• Fed stays pat as expected: The Fed on Wed left interest rates unchanged in line with market expectations, adding that job gains rebounded sharply in Jun. We stick to our view that there remains scope for the Fed to raise rates at least once this year. In commodity markets, WTI crude oil prices fell further on Wed. Slumping oil prices would weigh further on energy names today but earnings plays should provide support to the sector’s downside.
• Spotlight now on BOJ: The Japanese government on Wed unveiled a surprisingly large 28-trillion-yen stimulus package to reflate the world’s third largest economy. The size of the package was bigger than 20trn yen the market previously expected. The focus will now shift to the Bank of Japan, which meets on Fri to see whether it will expand its QE or launch new measures to lift the country clear of decades of deflation and stagnation. As the market has high hopes for QE expansion, any smaller-than-expected QE increase may send the market into a tailspin after recent disappointment from BOE and ECB.

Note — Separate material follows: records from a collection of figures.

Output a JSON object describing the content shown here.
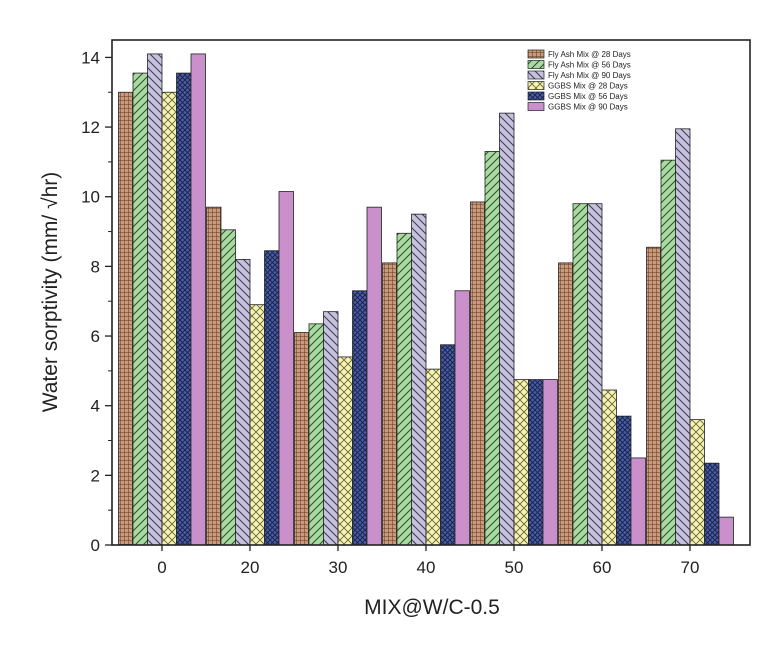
{
  "chart_data": {
    "type": "bar",
    "title": "",
    "xlabel": "MIX@W/C-0.5",
    "ylabel": "Water sorptivity (mm/ √hr)",
    "categories": [
      "0",
      "20",
      "30",
      "40",
      "50",
      "60",
      "70"
    ],
    "ylim": [
      0,
      14.5
    ],
    "yticks": [
      "0",
      "2",
      "4",
      "6",
      "8",
      "10",
      "12",
      "14"
    ],
    "grid": false,
    "legend_position": "top-right",
    "series": [
      {
        "name": "Fly Ash Mix @ 28  Days",
        "color": "#c9997a",
        "pattern": "grid",
        "values": [
          13.0,
          9.7,
          6.1,
          8.1,
          9.85,
          8.1,
          8.55
        ]
      },
      {
        "name": "Fly Ash Mix @ 56  Days",
        "color": "#a8dba0",
        "pattern": "diagonal-right",
        "values": [
          13.55,
          9.05,
          6.35,
          8.95,
          11.3,
          9.8,
          11.05
        ]
      },
      {
        "name": "Fly Ash Mix @ 90 Days",
        "color": "#c6c2dd",
        "pattern": "diagonal-left",
        "values": [
          14.1,
          8.2,
          6.7,
          9.5,
          12.4,
          9.8,
          11.95
        ]
      },
      {
        "name": "GGBS Mix @ 28  Days",
        "color": "#f4f2b4",
        "pattern": "crosshatch",
        "values": [
          13.0,
          6.9,
          5.4,
          5.05,
          4.75,
          4.45,
          3.6
        ]
      },
      {
        "name": "GGBS Mix @ 56  Days",
        "color": "#4a5ea6",
        "pattern": "crosshatch-dense",
        "values": [
          13.55,
          8.45,
          7.3,
          5.75,
          4.75,
          3.7,
          2.35
        ]
      },
      {
        "name": "GGBS Mix @ 90 Days",
        "color": "#c990cc",
        "pattern": "solid",
        "values": [
          14.1,
          10.15,
          9.7,
          7.3,
          4.75,
          2.5,
          0.8
        ]
      }
    ]
  }
}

• Fund inflows strong, topside target seen at 1530 points: Fund inflows picked up again helped by Japan’s further fiscal policy measures. YTD fund inflows into Thai equities topped US$2bn while we estimate fund inflows for the year to be US$2.5bn. The topside target for SET index is seen at 1530 points. However, any positive surprise from BOJ and earnings reports may further speed up fund inflows and drive the SET index further higher in the near term. The trading range for the SET index is seen at 1500-1530 points today.
• Investment strategy: Selective short-term play looks best for the meantime.
(1) Tourism recovery play: Hold onto AOT.
(2) Selective play: Hold onto CMR. On Thu, we added long position on CPF as an earnings play to the portfolio.
(3) Upside momentum play: Hold onto ERW and SCN after we booked profit in BCH on Thu.